Monday 12 February 2007

Broke

Just when you think you'll get the impetus to start paying off your credit card, you go and do a stupid thing like getting your car serviced and MOT'd. Three hundred and eighty five bloody quid. Bastards.

Anyhow, that's done I must move on.


People in two bedroom terraced houses should need a licence before being allowed to decorate
This is a conclusion that I've come to having experienced three of these houses in recent years; currently Trump Towers. I don't know what it is with these sorts of houses, but they clearly induce some sort of Overlook Hotel-like psychosis in their single occupants that leads the victims to do very strange things to their properties.

For a bit of background, two bed terraced houses are generally entry level homes for first-time buyers. Many were built in the late 1800s and they generally all look the same with the same layout. Way back in them days, people didn't have bathrooms, so over recent years, bathrooms have been installed either as ground floor extensions or by splitting the back bedroom in two. Although originally occupied by working class families, they now tend to be owned by single people, like I said as an entry level home for them to get on the property ladder.

I think they need to carry some sort of health warning in that, unless the occupant finds a suitable partner within about 18months of moving in, insanity soon sets in and this is manifested in displays of quirky decorative ideas. I've known these houses to be completely pink, with faux country cottage stone fireplaces (nice) and ultra modern (for the 1970s), Blake's 7-esque suspended ceilings. My sister used to live in one of these houses that could be described as "Dirty protest" with purple radiators. And now Trump's pad is revealing itself to be a migraine in anaglypta underneath the more sober tones that were put in place by Trump herself when she moved in.

A weekend of stripping back the layers has revealed: 15 layers of paint (satin and matte) on top of industrial strength anaglypta; blood red on top of bottle green paint on plaster in the dining room; orange honeycomb wallpaper in the kitchen. Of course, it being the kitchen, the previous residents had taken anti-steam precautions and used superglue to stick the fucking stuff to the walls.

Blimey.

Still, it was an interesting and rewarding exercise in teamwork, i.e. me being shouted at, and the satisfaction at revealing the clean lines of plastered walls was certainly worth it.


I need a hero
Motorists across the UK are praying for modern day Robin Hood to rescue them from the strangle-hold of a tax-obsessed government that wants to track their every move in the name of having a "fair" road-charging scheme. The government claims that we need an expensive system to track where and when we drive so we pay more for when we drive in congestion. Surely the tax we pay on petrol does exactly this without our every movement being spied on? And it's billions of pounds cheaper to implement too.

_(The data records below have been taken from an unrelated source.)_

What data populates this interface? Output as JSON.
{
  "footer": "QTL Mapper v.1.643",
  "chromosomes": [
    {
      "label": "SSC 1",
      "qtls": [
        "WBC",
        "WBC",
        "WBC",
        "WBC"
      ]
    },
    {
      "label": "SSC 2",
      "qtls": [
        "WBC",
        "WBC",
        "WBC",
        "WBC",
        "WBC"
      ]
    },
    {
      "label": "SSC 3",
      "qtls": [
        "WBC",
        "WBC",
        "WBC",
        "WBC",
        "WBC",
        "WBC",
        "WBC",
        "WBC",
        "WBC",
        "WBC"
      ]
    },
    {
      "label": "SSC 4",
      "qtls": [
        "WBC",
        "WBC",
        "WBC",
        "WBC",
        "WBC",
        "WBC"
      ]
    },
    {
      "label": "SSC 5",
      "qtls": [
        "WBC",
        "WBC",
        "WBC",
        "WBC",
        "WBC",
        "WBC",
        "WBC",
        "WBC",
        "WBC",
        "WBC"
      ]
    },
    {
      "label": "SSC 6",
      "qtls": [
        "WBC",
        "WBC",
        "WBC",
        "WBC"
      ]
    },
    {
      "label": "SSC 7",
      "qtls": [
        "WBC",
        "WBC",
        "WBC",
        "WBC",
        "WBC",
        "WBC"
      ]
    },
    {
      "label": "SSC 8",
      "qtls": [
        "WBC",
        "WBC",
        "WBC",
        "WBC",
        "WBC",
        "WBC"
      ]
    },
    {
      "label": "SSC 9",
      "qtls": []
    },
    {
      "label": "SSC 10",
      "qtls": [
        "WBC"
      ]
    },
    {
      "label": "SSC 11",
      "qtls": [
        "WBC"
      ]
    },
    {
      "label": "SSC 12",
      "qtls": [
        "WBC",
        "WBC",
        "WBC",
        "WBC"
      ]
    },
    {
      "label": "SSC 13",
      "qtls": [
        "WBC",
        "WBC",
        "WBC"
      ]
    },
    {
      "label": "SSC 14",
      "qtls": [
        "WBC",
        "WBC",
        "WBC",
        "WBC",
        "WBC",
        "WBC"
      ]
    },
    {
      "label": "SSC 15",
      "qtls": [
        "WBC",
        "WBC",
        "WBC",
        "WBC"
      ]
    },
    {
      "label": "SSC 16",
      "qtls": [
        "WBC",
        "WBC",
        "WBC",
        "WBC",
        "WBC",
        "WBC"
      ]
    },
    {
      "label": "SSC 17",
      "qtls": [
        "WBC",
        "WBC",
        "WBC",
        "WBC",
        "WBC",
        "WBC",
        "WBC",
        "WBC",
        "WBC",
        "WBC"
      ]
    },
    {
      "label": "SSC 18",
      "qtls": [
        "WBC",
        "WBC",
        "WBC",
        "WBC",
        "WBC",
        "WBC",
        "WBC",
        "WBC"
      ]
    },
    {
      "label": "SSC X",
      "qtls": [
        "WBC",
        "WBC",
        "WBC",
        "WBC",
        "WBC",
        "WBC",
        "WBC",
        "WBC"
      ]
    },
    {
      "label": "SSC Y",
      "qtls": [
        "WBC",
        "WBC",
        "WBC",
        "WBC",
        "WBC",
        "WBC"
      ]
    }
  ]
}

And you could try cutting congestion by giving us some road back. Noticed how much white paint is on the roads at the moment; unnecessary right filter lanes; no right filters when you need them; unused 24hr bus lanes. On top of this, how about phasing traffic lights sensibly?

Oh yeah, and affordable public transport.

Nobs.

So there you have it, road charging the Sniffy way: scrap road tax, do some sums and work out how much to increase petrol tax by to get enough income to fund your next war on Iran or North Korea, perhaps even Zimbabwe?

7 comments:

Anonymous said...

Phasing traffic lights?

Over the border the lights have two settings green and red.

None of this amber,get set and go shite.

Stop and go thats all you need.

Anonymous said...

In the majority of cases traffic lights aren't even required; such as on fucking roundabouts.

Anonymous said...

Over here it's stop, no go, no get ready, just stop. And they wonder why the traffic builds up. Dipshits.

Anonymous said...

You noticed how long they stay on red for for pedestrian crossings too? About twice as long as they used to. There are junctions where everybody, pedestrians included, are sat or stood around doing fuck all while all the lights are on red for about 20 seconds at a time.

Anonymous said...

Nothing like a back to back terraced house with an outside lav.

Them were the days.

Cholera and rickets all round.

And not a kebab to be had.

Street 'furniture'? Blame the sociologists.

Anonymous said...

Back in them days, the only meat you got was whatever fell in your back yard after contracting some disease from the back of local chop house. But still, people were happier with their lot than they are today.

Anonymous said...

Get rid of the lav and go back to shitting in a bowl and then chucking it out on the street. We need to rid the world of the excess population - especially in the UK - and what a better way to do it than with a little cholera outbreak.